In ACT, values guide activity and behaviour. Values do not set rules, and action is not taken according to rules.
For example, a rule that we all know is that we don’t drive through red lights. This is a useful rule, and in fact ‘works’ for almost all of us almost all of the time. But there may be times when we might need to break this rule. For example, the rule exists because we all value human life, but there may be a case when we have to drive through a red light in the service of that same value – if we are driving late at night, the roads are almost empty and a passenger is very sick, or an ambulance flashing its lights is directly behind us.
If I can view the intersection and, having ascertained there are no vehicles coming the other way keeping the safety of human lives in mind, I can then proceed through the intersection and allow the ambulance to pass. I would be breaking the rule but I would be acting according to my value.
In ACT we want to explore and understand the value that underpins the rule. In the example above that value is respect for human life.
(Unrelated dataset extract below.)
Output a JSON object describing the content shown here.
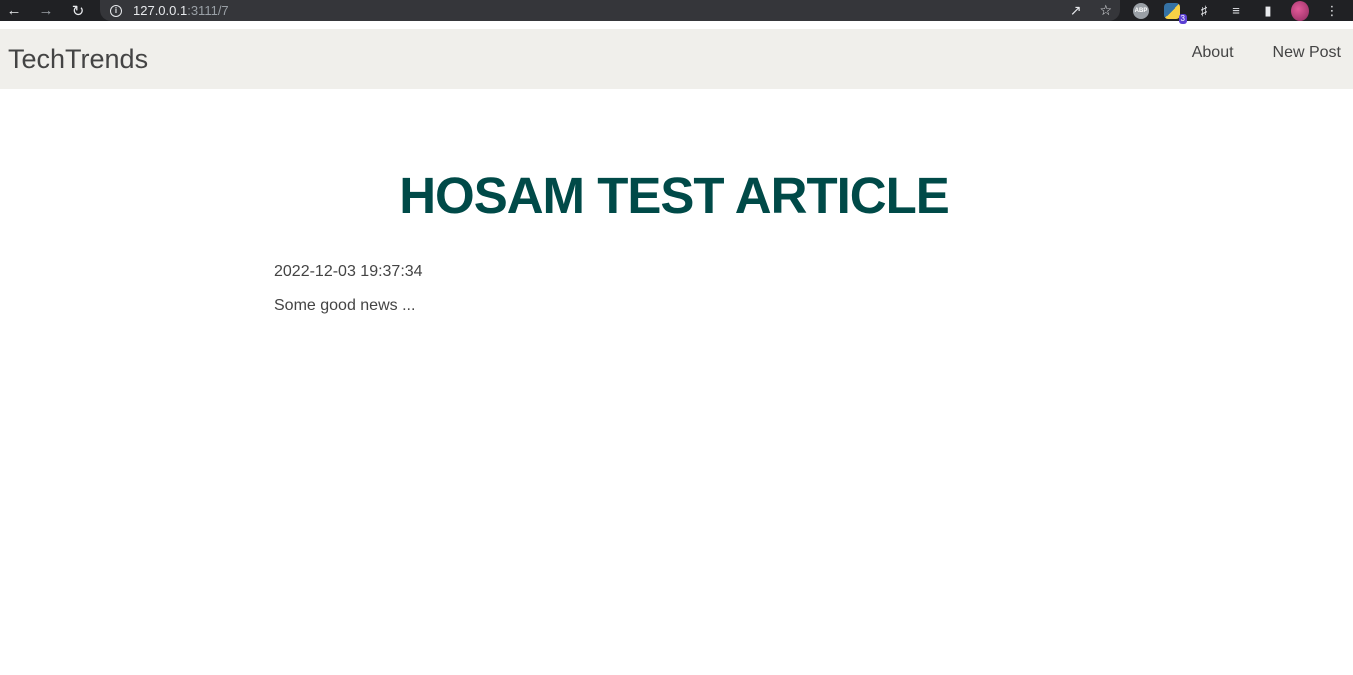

The same value suggests we don’t hurt or kill each other – but if a person is invading our home and threatening the lives of our children we are likely to break the rule relating to harming others.
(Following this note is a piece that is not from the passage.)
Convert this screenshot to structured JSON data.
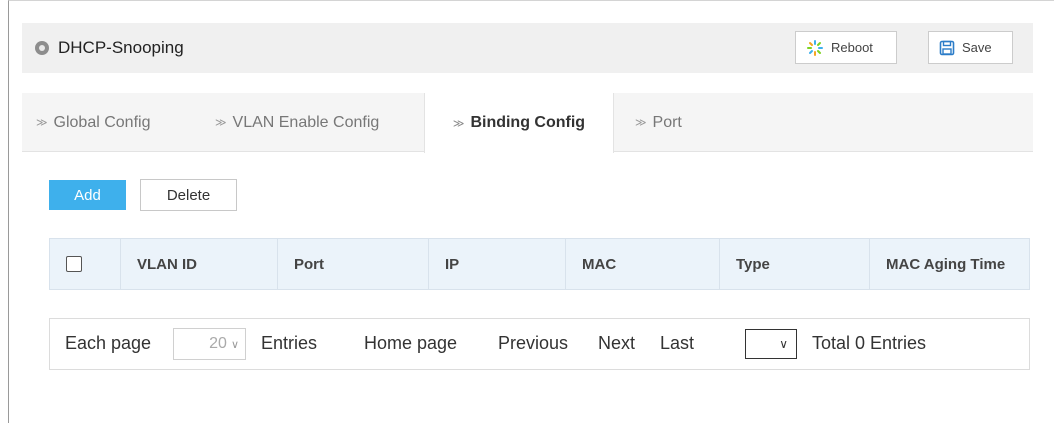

It is useful, in a therapeutic context, to explore with clients the values that underpin the rules they apply. We may hold a value that is important but then apply a rule instead.
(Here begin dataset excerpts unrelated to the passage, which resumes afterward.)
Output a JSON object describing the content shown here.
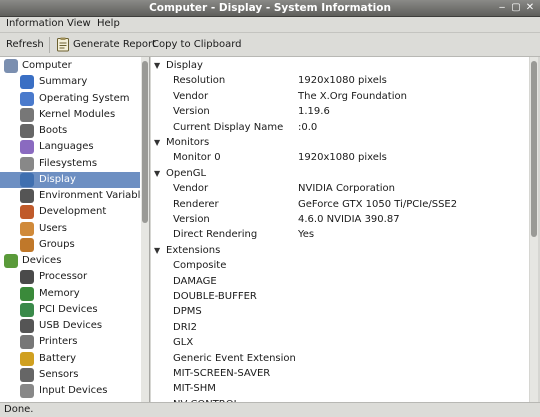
{
  "window": {
    "title": "Computer - Display - System Information"
  },
  "menu": {
    "information": "Information",
    "view": "View",
    "help": "Help"
  },
  "toolbar": {
    "refresh": "Refresh",
    "generate_report": "Generate Report",
    "copy_clipboard": "Copy to Clipboard"
  },
  "sidebar": {
    "items": [
      {
        "label": "Computer",
        "icon": "computer-icon",
        "color": "#7b8fb0",
        "type": "cat"
      },
      {
        "label": "Summary",
        "icon": "info-icon",
        "color": "#3a6fc4",
        "type": "sub"
      },
      {
        "label": "Operating System",
        "icon": "os-icon",
        "color": "#4a7acc",
        "type": "sub"
      },
      {
        "label": "Kernel Modules",
        "icon": "module-icon",
        "color": "#777777",
        "type": "sub"
      },
      {
        "label": "Boots",
        "icon": "power-icon",
        "color": "#666666",
        "type": "sub"
      },
      {
        "label": "Languages",
        "icon": "languages-icon",
        "color": "#8a6ac0",
        "type": "sub"
      },
      {
        "label": "Filesystems",
        "icon": "filesystem-icon",
        "color": "#888888",
        "type": "sub"
      },
      {
        "label": "Display",
        "icon": "display-icon",
        "color": "#3f6fb0",
        "type": "sub",
        "selected": true
      },
      {
        "label": "Environment Variables",
        "icon": "env-icon",
        "color": "#555555",
        "type": "sub"
      },
      {
        "label": "Development",
        "icon": "development-icon",
        "color": "#c05a2a",
        "type": "sub"
      },
      {
        "label": "Users",
        "icon": "users-icon",
        "color": "#d08a3a",
        "type": "sub"
      },
      {
        "label": "Groups",
        "icon": "groups-icon",
        "color": "#c0782a",
        "type": "sub"
      },
      {
        "label": "Devices",
        "icon": "devices-icon",
        "color": "#5a9a3a",
        "type": "cat"
      },
      {
        "label": "Processor",
        "icon": "processor-icon",
        "color": "#4a4a4a",
        "type": "sub"
      },
      {
        "label": "Memory",
        "icon": "memory-icon",
        "color": "#3a8a3a",
        "type": "sub"
      },
      {
        "label": "PCI Devices",
        "icon": "pci-icon",
        "color": "#3a8a4a",
        "type": "sub"
      },
      {
        "label": "USB Devices",
        "icon": "usb-icon",
        "color": "#555555",
        "type": "sub"
      },
      {
        "label": "Printers",
        "icon": "printer-icon",
        "color": "#777777",
        "type": "sub"
      },
      {
        "label": "Battery",
        "icon": "battery-icon",
        "color": "#d0a020",
        "type": "sub"
      },
      {
        "label": "Sensors",
        "icon": "sensors-icon",
        "color": "#666666",
        "type": "sub"
      },
      {
        "label": "Input Devices",
        "icon": "input-icon",
        "color": "#888888",
        "type": "sub"
      }
    ]
  },
  "content": {
    "rows": [
      {
        "type": "section",
        "label": "Display"
      },
      {
        "type": "kv",
        "key": "Resolution",
        "value": "1920x1080 pixels"
      },
      {
        "type": "kv",
        "key": "Vendor",
        "value": "The X.Org Foundation"
      },
      {
        "type": "kv",
        "key": "Version",
        "value": "1.19.6"
      },
      {
        "type": "kv",
        "key": "Current Display Name",
        "value": ":0.0"
      },
      {
        "type": "section",
        "label": "Monitors"
      },
      {
        "type": "kv",
        "key": "Monitor 0",
        "value": "1920x1080 pixels"
      },
      {
        "type": "section",
        "label": "OpenGL"
      },
      {
        "type": "kv",
        "key": "Vendor",
        "value": "NVIDIA Corporation"
      },
      {
        "type": "kv",
        "key": "Renderer",
        "value": "GeForce GTX 1050 Ti/PCIe/SSE2"
      },
      {
        "type": "kv",
        "key": "Version",
        "value": "4.6.0 NVIDIA 390.87"
      },
      {
        "type": "kv",
        "key": "Direct Rendering",
        "value": "Yes"
      },
      {
        "type": "section",
        "label": "Extensions"
      },
      {
        "type": "kv",
        "key": "Composite",
        "value": ""
      },
      {
        "type": "kv",
        "key": "DAMAGE",
        "value": ""
      },
      {
        "type": "kv",
        "key": "DOUBLE-BUFFER",
        "value": ""
      },
      {
        "type": "kv",
        "key": "DPMS",
        "value": ""
      },
      {
        "type": "kv",
        "key": "DRI2",
        "value": ""
      },
      {
        "type": "kv",
        "key": "GLX",
        "value": ""
      },
      {
        "type": "kv",
        "key": "Generic Event Extension",
        "value": ""
      },
      {
        "type": "kv",
        "key": "MIT-SCREEN-SAVER",
        "value": ""
      },
      {
        "type": "kv",
        "key": "MIT-SHM",
        "value": ""
      },
      {
        "type": "kv",
        "key": "NV-CONTROL",
        "value": ""
      }
    ]
  },
  "status": {
    "text": "Done."
  },
  "colors": {
    "selection": "#6d8fc2",
    "titlebar": "#6a6a67"
  }
}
Brian had health issues and joined a gym to increase his fitness and ultimately improve his health and wellbeing. He committed to going to the gym four mornings a week, and for a few weeks stuck to this routine. But then his son started early-morning swimming training, and the family’s routine required him to take his son at least twice a week. Brian labelled himself ‘lazy’. We looked at Brian’s values, which included family harmony and his children’s health and happiness as well as his own. We found other ways for him to be active and improve his health – to swim at the same centre as his son, to go to the gym on other days and to take the dog for walks and ride his bike at weekends. Brian was satisfied that he was working towards his health value, but not at the expense of other values, and without the pressure of following his own self-imposed rule.
Rules can have some value, however. A client’s rules can provide you with a good starting place to explore values. A client may say he ‘has’ to be home at a certain time to read a book to his child, but is finding this increasingly difficult due to a promotion that is taking him interstate at least once a week. If exploration of the client’s values (with the values wheel or values cards) reveals that the value is actually ‘spending more quality time with my child’, you may find less rigid paths to achieving this value.
When uncovering the values that underpin rules, we can explore, in a gentle way, how successful we are in living them and any options that may support a more meaningful life.